On the afternoon of 7/11, we decided to leave home to go with our Plan B, to give birth at St. Luke's Hospital in San Francisco with their Homestyle Midwifery group.  The main decision point to do so was to get pitocin to encourage Ann's contractions.  And indeed they did.   Ann went from 4 cm to 10 cm in about six hours, and then pushed for 2 hours and 13 minutes.  To everyone's surprise (there was no good way to tell before the birth), Madeleine came out in "posterior brow asynclitic" presentation, forehead first, facing up and tilted to the left. That only happens in 1/1000 births and means the head is coming through in the widest possible angle. We found out later that obstetrical textbooks say it is almost impossible to give birth vaginally in such cases and it usually means an automatic C-section. (Only 3 in 10,000 are born that way vaginally.) Well, Ann pushed her out without pain meds, but ended up with 70+ stitches because of the fourth degree tear it created.  The birth was apparently the talk of the Labor & Delivery floor the next day as none of those who worked there had ever seen such an occurrence. 

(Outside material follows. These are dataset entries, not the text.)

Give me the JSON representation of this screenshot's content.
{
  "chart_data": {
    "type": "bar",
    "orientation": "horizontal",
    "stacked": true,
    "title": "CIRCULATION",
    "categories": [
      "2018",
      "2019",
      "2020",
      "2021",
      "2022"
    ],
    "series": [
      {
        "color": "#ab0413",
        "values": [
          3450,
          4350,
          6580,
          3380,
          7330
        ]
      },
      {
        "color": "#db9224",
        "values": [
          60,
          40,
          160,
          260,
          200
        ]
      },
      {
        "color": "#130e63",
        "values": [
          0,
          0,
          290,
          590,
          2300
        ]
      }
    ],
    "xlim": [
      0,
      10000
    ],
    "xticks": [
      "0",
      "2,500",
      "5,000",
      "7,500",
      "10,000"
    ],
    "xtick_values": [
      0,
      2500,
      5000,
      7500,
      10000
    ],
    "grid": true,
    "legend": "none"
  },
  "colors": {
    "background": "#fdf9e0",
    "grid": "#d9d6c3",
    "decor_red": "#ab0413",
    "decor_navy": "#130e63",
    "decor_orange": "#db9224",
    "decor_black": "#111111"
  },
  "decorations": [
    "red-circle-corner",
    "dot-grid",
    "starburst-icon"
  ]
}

Ann did an amazing job through the labor and birth.  Her sense of humor came through, and the midwives wrote down some of her choice quotes on her charts ("I am woman, here me roar!").  She startled everyone an hour after the birth when she jumped up to start pushing out the placenta... she must have had some good hormones going! 

While we obviously would have preferred a home birth, we were happy with our decision to go to the hospital, and felt that the "home-style" experience at St. Luke's was the closest we could have come to our desired birth at a hospital (despite some minor annoyances with hospital protocol).  There was a great midwife there and a very helpful midwife in training who capture much of the later labor and birth on camera and videotape.  Our midwives were able to pretty much do what they would have with us at home, and one of them caught Madeleine as she came out.  (In the end, we went through the entire pregnancy and birth without ever having to see a doctor.)